I have a problem regarding member pointers. The following code fails to compile using both Oracle Solaris Studio 12.2's CC and cygwin GCC 4.3.4 but works with Microsoft Visual C++ 2010:
struct A {
int x;
};
struct B : public A {
};
template<typename T> class Bar {
public:
template<typename M> void foo(M T::*p);
};
int main(int, char *[]) {
Bar<B> bbar;
bbar.foo(&B::x);
return 0;
}
At the next to last line both compilers mentioned above fail to find a match for Bar<B>::foo(int A::*)
. I wrote a simple test to confirm that the type of the expression &B::x
is actually int A::*
:
// ...
static void foo(int A::*p) {
std::cout << "A" << std::endl;
}
static void foo(int B::*p) {
std::cout << "B" << std::endl;
}
int main(int, char *[]) {
foo(&B::x); // prints "A", even on MS VC++ 2010
return 0;
}
The following workaround works with GCC (not tested with Oracle CC yet) but fails with VC++ due to ambiguity:
template<typename T> class Bar {
public:
template<typename M> void foo(M T::*p);
template<typename M, typename _T_base> inline void foo(M _T_base::*p) {
foo(static_cast<M T::*>(p));
}
};
My question:
Which behavior is correct? Apparently VC++ does an implicit upcast from int A::*
to int B::*
to satisfy the call to the member function template, shouldn't the other two compilers consider doing the same?

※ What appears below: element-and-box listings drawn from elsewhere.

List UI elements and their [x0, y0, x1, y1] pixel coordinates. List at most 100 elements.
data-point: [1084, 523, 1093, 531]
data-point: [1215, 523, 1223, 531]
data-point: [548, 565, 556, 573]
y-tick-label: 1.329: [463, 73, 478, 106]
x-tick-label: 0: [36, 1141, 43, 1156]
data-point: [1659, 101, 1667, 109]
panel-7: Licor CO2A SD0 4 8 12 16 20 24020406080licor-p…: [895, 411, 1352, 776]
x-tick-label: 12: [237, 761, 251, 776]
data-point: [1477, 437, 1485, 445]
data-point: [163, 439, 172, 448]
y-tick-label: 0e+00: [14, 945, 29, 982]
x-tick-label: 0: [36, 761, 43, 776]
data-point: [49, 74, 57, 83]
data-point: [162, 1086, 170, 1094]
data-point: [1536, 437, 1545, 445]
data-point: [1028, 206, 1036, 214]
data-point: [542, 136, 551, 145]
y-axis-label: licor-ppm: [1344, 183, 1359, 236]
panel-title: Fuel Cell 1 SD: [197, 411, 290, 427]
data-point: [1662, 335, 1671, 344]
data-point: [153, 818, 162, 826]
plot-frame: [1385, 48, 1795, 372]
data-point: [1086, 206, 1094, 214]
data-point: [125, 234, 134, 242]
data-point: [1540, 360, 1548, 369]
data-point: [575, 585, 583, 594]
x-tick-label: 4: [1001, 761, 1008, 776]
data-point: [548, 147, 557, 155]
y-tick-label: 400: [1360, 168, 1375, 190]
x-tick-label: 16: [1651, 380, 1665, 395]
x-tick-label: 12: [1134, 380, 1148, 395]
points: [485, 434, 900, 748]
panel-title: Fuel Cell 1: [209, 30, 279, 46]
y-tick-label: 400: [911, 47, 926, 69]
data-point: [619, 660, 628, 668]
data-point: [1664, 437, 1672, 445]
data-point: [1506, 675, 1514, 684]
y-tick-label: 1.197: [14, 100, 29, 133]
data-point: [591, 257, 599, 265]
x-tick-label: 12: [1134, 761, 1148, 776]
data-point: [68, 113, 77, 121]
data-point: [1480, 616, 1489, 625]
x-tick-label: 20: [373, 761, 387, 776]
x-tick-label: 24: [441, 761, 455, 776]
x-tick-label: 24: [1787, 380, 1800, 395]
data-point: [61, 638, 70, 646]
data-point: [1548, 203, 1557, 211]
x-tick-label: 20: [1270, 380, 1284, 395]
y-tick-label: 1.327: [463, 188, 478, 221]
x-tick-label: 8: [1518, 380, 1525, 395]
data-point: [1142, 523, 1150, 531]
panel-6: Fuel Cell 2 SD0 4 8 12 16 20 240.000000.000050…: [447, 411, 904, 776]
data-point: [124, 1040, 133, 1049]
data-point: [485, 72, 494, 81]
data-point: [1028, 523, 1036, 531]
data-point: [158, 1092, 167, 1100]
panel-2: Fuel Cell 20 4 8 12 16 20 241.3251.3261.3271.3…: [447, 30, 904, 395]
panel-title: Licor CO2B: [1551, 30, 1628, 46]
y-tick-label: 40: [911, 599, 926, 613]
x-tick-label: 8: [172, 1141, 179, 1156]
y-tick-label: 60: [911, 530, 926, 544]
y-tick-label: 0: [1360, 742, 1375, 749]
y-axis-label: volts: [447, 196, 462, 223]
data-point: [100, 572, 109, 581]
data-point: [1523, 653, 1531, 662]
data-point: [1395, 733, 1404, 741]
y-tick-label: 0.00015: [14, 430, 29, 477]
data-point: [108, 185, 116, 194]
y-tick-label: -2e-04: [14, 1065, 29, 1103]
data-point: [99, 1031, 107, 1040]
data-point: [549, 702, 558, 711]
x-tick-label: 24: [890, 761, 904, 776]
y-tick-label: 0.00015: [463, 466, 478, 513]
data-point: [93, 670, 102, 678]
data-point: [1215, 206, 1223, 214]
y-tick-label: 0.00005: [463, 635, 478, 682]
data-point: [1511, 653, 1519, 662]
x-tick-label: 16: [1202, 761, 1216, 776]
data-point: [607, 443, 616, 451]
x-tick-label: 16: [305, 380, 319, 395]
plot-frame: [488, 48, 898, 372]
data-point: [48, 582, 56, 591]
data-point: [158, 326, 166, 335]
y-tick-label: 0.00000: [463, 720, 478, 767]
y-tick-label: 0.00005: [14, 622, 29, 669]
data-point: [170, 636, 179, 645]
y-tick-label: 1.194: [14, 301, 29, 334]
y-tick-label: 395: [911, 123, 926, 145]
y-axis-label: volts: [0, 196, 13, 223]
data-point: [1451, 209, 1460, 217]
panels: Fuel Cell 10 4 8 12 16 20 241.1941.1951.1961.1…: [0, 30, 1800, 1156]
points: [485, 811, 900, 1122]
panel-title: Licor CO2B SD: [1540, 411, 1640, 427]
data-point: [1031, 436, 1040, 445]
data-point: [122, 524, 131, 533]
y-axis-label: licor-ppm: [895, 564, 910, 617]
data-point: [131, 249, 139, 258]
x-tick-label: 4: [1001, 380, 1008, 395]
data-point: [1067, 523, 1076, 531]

A conversion from int A::*
to int B::*
is allowed, and that's not the problem. The problem is in template argument deduction, as you can see if you try the following program which supplies a template argument <int>
for B::foo
and compiles, and a non-member function foo2
which produces the same error as B::foo
did before.
struct A {
int x;
};
struct B : public A {
};
template <typename T> class Bar {
public:
template<typename M> void foo(M T::*p);
};
template<typename M> void foo2(M B::*p);
int main(int, char*[]) {
Bar<B> bbar;
bbar.foo<int>(&B::x);
foo2(&B::x); // error, but foo2<int>(&B::x) would work.
return 0;
}
I think this situation is not covered by the cases where the compiler is supposed to deduce the template argument <int>
on its own. 14.8.2.1p3:
In general, the deduction process attempts to find template argument values that will make the deduced A identical to A (after the type A is transformed as described above). However, there are three cases that allow a difference:
Here "P" is the template function's argument type: M B::*p
, where template type parameter M
is to be determined. "A" is the type of the actual argument: int A::*
. P and A are certainly not a reference or a class, and the sort of pointer-to-member conversion we would need for this to work is not a qualification conversion (which describes only const/volatile manipulations like X*
to const X*
or int X::*
to const int X::*
).
So the template argument cannot be deduced, and you should add the <int>
explicit template parameter to your code.